Abstract
The frictional resistance along fault zones during slip is an important parameter in characterizing the mechanics of earthquakes and faulting. However, on the basis of both geomechanical and thermal observations, many plate boundary faults, including the San Andreas Fault (SAF) in California, have been interpreted to slip at shear stresses considerably less than predicted by laboratory-derived friction laws and for hydrostatic pore pressure. An understanding of whether large fault zones truly are "weak" and the potential causes for such weakness are thus key unknowns in the physics of faulting. Here I discuss how integrating hydrogeologic modeling with a wide range of observations and interdisciplinary knowledge provides important insight into these questions.

First, using numerical models of coupled fluid flow and heat transport, and by comparing model results with observational constraints, I show that redistribution of heat by groundwater flow is an unlikely explanation for the lack of a near fault increase in heat flow associated with frictional heating on SAF that supports large shear stresses during slip. I also discuss how drilling into faults quickly after a large earthquake has the opportunity to provide the most clear in situ measure of the average frictional resistance during earthquake slip and how interpretations of low friction from existing data other large fault zones are likely robust.

I then evaluate longstanding hypotheses that invoke regional sources of fluid resulting from metamorphic dehydration reactions within the crust or upper mantle as mechanisms for generating large fluid overpressures within the fault in order to explain its weakness. I calculate reasonable fluid source terms for both crustal and mantle dehydration following the creation of the SAF and show that crustal dehydration sources are too small and short-lived to generate large sustained overpressures, but that there likely exists a much larger and long-lived source of fluids from mantle devolatization. Incorporating these sources of fluid in models with realistic permeability anisotropy, controlled by critically-stressed faults and fractures within the country rock, shows that large localized fluid pressures can be focused within a SAF acting as a hydrologic barrier.
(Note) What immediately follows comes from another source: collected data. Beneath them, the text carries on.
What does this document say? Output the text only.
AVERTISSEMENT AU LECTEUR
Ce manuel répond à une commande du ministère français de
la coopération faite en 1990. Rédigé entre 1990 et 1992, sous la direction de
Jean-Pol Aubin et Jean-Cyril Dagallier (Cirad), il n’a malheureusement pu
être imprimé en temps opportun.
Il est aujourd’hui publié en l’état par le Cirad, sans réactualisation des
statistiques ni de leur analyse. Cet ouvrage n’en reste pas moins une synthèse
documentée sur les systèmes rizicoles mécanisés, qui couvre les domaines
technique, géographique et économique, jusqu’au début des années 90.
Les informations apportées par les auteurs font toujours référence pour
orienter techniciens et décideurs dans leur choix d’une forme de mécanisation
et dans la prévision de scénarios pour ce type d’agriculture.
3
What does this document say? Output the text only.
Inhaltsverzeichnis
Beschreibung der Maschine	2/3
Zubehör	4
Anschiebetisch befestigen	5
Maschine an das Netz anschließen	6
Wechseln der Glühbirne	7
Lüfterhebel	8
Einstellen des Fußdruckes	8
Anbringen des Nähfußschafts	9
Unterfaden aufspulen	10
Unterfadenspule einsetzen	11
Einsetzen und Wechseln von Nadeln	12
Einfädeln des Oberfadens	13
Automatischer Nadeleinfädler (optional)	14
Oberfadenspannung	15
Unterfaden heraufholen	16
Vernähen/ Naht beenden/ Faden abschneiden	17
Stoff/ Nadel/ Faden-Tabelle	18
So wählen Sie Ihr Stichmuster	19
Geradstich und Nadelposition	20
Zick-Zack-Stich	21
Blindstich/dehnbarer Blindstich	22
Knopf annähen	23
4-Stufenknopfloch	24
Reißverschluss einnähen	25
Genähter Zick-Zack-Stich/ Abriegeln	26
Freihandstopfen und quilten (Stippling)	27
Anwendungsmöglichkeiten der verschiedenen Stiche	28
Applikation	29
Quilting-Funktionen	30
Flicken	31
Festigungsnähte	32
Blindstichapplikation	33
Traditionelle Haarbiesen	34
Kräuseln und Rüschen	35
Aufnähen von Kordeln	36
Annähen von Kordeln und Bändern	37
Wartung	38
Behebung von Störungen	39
The results illustrate that realistic fluid sources and simple permeability architectures have the potential to generate large, localized, and sustained pore pressures that could account for both the absolute and relative weakness of the SAF and possibly other major plate boundary fault zones, and in a manner consistent with a broad range of geological, geochemical, geomechanical and thermal observations including those from the San Andreas Fault Observatory at Depth.